Most of the sum (£217,000) will be match funded by Salix Finance, a company providing government funding to the public sector to improve energy efficiency, reduce carbon emissions and lower energy bills. The remainder (£25,000) will cover officer support, giving a total of £459,000 to spend on projects.
On 23 July the Council declared a climate emergency. It confirmed its commitment to collaborating with partners to achieve a net zero carbon emissions target goal by 2030, working towards a carbon free borough and establishing a local Climate Change Partnership. It also vowed to support local initiatives such as Plastic Free Guildford.
James Whiteman, Managing Director said: ‘Since 2007 we’ve invested over £8 million on energy saving projects including insulation, boiler replacements, LED lighting in all car parks, air source heat pumps and solar PV panels.
He adds: ‘We lead by example on protecting our environment and our borough. The investment agreed last night is testament to this. With the match funding from Salix we’ll have nearly half a million pounds to spend on energy projects over the next year. They include developing better Co2 emission analysis, generating income from Renewable Energy Feed-in tariffs (FITS) and Renewable Heat Incentives (RHI) claims, promoting Passivhaus standards for new build homes, plus greener travel through the Easit network scheme.’

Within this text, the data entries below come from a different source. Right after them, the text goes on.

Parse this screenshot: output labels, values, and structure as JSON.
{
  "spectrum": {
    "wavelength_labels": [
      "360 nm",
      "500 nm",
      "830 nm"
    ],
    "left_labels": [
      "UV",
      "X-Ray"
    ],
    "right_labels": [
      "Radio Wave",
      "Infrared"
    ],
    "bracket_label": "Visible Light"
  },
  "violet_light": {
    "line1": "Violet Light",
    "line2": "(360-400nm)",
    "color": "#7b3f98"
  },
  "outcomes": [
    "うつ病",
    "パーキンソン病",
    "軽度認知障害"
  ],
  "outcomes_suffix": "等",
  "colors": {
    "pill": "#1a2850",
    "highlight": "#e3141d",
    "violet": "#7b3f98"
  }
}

The Council launched a Climate Change and Innovation Board (CCIB) this year to develop an overall strategy for the reduction of carbon emissions within the Council and the borough. Its key priorities are:
• Buildings and Planning
• Trees and green spaces
The CCIB will drive how we can all make living working and visiting Guildford more environmentally sustainable together. For the first time representatives from key external partners have been invited to join the group, including a professor of innovation and sustainability from University of Surrey and members from the Guildford Environmental Forum.